Il decadimento delle prestazioni degli impianti fotovoltaici nel corso del tempo è un fenomeno dovuto sia all’inevitabile degrado dei componenti elettronici sia agli elementi ambientali.

Per i pannelli, uno dei principali fattori è l’invecchiamento delle celle quando sono esposte alla luce solare (soprattutto agli ultravioletti) e al calore. Questi due elementi comportano una progressiva perdita di efficienza di conversione luce-elettricità: in altre parole viene prodotta sempre meno energia. Un altro fattore negativo è il graduale accumulo di sporco, polvere e detriti sulla superficie dei pannelli. Questo strato di impurità agisce come un filtro che diminuisce la quantità di luce solare che raggiunge gli strati fotosensibili, riducendo così la produzione di elettricità. Anche la continua esposizione agli agenti atmosferici – pioggia, neve e vento – dà il suo contributo al graduale deterioramento delle superfici, compromettendo ulteriormente l’efficienza dei pannelli nel lungo periodo.

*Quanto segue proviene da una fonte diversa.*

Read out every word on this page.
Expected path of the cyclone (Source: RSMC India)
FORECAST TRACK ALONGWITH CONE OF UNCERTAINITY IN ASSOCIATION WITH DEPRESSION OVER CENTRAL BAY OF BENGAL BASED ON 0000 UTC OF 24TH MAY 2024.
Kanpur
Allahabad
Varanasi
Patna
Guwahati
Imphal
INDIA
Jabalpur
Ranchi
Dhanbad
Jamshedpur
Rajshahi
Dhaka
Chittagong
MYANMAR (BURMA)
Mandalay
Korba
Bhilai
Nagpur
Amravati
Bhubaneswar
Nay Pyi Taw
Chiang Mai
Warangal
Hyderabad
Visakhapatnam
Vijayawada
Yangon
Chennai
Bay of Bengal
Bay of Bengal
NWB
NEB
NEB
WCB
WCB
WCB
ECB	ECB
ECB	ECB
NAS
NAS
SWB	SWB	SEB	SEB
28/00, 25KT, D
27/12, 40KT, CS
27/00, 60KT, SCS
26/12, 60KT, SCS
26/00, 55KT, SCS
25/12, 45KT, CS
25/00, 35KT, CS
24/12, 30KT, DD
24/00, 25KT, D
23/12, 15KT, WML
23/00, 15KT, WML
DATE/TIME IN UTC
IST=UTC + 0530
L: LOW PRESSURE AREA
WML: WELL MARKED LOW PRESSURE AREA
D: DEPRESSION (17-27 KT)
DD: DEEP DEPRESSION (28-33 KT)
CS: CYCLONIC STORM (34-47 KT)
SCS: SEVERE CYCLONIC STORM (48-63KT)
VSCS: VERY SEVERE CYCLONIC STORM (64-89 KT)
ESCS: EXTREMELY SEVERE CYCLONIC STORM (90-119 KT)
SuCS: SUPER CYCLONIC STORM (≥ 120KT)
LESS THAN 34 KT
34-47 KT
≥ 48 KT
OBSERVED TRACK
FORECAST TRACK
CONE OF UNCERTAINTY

L’usura delle componenti elettriche ed elettroniche dei dispositivi preposti alla gestione della corrente rappresenta un altro elemento critico nel declino delle prestazioni. Gli inverter invecchiano soprattutto a causa del calore sviluppato al loro interno e dovuto al passaggio della corrente, un calore che rovina gradualmente tutti i dispositivi elettronici, anche quelli a stato solido. Anche i cavi sono soggetti a un costante degrado, dovuto tipicamente ad archi elettrici e al deterioramento dei rivestimenti isolanti.

revamping

I vantaggi del revamping fotovoltaico

Il revamping fotovoltaico offre numerosi vantaggi, che vanno dall’efficienza operativa agli impatti economici e ambientali. Questo processo consente di ripristinare l’efficienza dei pannelli solari, ottimizzando la produzione di energia e massimizzando il ritorno dell’investimento.

Un altro beneficio cruciale è il prolungamento della vita utile dell’impianto. La sostituzione o l’aggiornamento delle componenti principali e l’adozione di tecnologie più avanzate azzerano infatti l’invecchiamento e assicurano un funzionamento affidabile e sostenibile nel lungo termine. Questo prolungamento della vita utile si traduce in una maggiore redditività dell’investimento, riducendo al contempo la necessità di investimenti massicci in nuovi impianti (a pari potenza, il revamping di un impianto costa meno di un impianto ex novo).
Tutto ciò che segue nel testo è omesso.